Скиф и Макс - страница 7



– Поклянись, – потребовала мать. – Ну, своей жизнью ты не побоишься поклясться, а моею и подавно… поклянись жизнью отца.

Егор застыл в оцепенении, уставившись в экран телевизора, на котором крупным планом расплылось похожее на кота хитрое усатое лицо Миронова. Это был подлый ход. Он любил отца, и не хотел клясться его жизнью. Егор долго глядел в одну точку и молчал. Эта долгая пауза говорила сама за себя: он лжет, лжет от первого до последнего слова. Но потом он все же выдавил из себя: клянусь.

– Скажи: клянусь жизнью отца, – потребовала мать.

– Клянусь жизнью отца, – кисло пролепетал Егор. «Жизнью отца Вадика» – тут же проговорил он про себя.

– Ну что же, будем считать, что все было так, как ты рассказал, – сказала мать и ушла.

Вскоре отец купил то, о чем давно мечтал, на что копил – новую бордовую классику, «шестерку». В ней его и убили.

Сначала позвонили домой. Мать долго плакала в родительской комнате, потом уехала на опознание. Отца нашли (Егор узнал об этом позже), сидящим за рулём своей машины с заточкой в ухе. При нем был его газовый пистолет. Впервые в жизни Егор испытал животный страх и всеобъемлющую вселенскую, волчью тоску. Эти чувства были намного сильнее, серьезнее, реальнее всех других, которые до этого ему довелось когда-либо испытать. Безысходность. Одиночество. Разверзшаяся над ним черная, ледяная бездна, и он, маленькая беззащитная, безвольная крупинка в ее глазах.

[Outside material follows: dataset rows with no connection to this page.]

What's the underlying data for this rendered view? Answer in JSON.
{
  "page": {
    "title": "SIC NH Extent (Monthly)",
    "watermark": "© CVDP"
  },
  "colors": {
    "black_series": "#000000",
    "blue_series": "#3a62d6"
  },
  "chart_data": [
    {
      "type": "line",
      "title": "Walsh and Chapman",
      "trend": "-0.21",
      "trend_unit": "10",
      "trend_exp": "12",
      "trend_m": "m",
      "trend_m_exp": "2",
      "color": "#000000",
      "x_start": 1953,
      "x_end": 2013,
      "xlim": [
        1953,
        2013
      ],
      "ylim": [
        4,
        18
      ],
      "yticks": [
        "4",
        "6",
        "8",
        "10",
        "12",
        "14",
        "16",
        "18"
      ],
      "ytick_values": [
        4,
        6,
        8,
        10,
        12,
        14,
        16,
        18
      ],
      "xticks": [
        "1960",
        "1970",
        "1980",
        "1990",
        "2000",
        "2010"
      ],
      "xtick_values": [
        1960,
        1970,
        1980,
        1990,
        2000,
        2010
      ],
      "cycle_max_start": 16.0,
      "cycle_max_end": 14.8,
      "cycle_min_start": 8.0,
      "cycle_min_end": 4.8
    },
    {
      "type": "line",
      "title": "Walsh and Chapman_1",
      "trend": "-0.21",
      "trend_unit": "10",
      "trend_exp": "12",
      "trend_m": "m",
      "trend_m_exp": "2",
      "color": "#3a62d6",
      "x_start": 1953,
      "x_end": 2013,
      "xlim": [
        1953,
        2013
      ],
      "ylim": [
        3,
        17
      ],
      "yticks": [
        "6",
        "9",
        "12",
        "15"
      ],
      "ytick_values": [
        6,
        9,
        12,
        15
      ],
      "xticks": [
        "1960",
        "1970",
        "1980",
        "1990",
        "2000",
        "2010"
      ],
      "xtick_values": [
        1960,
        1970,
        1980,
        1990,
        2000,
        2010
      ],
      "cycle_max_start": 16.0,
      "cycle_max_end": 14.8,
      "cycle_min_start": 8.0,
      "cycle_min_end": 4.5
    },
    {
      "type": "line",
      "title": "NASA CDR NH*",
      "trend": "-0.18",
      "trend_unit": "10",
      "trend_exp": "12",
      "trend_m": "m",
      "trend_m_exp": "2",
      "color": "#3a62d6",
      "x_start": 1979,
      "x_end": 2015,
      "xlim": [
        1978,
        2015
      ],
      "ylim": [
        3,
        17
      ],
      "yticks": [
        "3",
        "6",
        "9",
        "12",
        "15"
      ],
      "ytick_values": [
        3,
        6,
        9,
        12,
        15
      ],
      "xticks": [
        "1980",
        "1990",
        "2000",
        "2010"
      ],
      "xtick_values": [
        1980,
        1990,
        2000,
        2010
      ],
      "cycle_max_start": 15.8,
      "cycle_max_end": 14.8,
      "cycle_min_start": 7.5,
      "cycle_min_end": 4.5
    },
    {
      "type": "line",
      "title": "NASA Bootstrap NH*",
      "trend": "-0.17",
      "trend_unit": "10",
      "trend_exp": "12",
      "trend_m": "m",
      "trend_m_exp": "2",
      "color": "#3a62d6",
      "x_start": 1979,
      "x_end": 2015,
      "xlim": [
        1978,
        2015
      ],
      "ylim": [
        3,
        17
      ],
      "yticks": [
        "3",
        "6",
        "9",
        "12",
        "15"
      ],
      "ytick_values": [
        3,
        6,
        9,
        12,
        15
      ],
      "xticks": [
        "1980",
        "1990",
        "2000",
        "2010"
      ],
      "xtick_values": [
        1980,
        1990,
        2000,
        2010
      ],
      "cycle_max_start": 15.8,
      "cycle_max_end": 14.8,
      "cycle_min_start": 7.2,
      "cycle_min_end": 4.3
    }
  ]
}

Мать не говорила с ним об этом. Эта тема пугала их обоих, и они будто вычеркнули ее из своей жизни. Из общей, поступающей извне информации Егор узнал, что убийц так и не нашли, и что сама трагедия была непосредственно связана с отцовской бензоколонкой и рэкетом. Кстати сказать, о злосчастной бензоколонке мать тоже больше никогда не упоминала, кому она досталась после смерти отца. Позже Егор сам с собой додумывал, что отец, скорее всего, отказался платить дань, или не уступил свою долю бизнеса, но истинна так и не обнаружилась. И сейчас, через десять лет, Егор уже не слишком и помнил отца, его лицо, только общий размытый фон. Это был еще один призрак из прошлого, мрачный, печальный призрак.

Машину мать сразу же продала, и не только из-за того, что в ней произошло, а потому, что нужно было на что-то жить. Мать ни в какую не собиралась возвращаться в больницу медсестрой, и взяв из денег, вырученных от продажи машины, значительную часть, окончила дорогие престижные курсы косметолога, после чего устроилась в хороший салон красоты рядом с метро…

Егор приехал на свой этаж, всю дорогу разглядывая забитые жвачками щели лифта. Сколько лет прошло, уже давно нет человека, который покупал Егору эти жвачки, а они все еще здесь, будто только что пережеванные до безвкусия и вклеенные в общую композицию.

Егор прошел длинный полутемный коридор, не слишком аккуратно закрашенный розовой краской от черной копоти – давным-давно у соседей горела квартира, горела прямо в Новый год, пока соседи вышли прогуляться после праздничного застолья, оставив включенной гирлянду на ёлке, только и всего; за какие-то двадцать минут их отсутствия на елке замкнуло проводку, она загорелась и спалила половину трехкомнатной квартиры. Весь этаж тогда погрузился в густой дым. Отец Егора обложил входную дверь влажными полотенцами, чтобы черный угар не просачивался в квартиру сквозь щели. С тех пор Егор очень боялся пожара, и по нескольку раз перепроверял, прежде чем выйти из дома, всё ли выключено, а также закрыты ли все окна и форточки, чтобы брошенный откуда-нибудь сверху окурок не залетел случайно внутрь.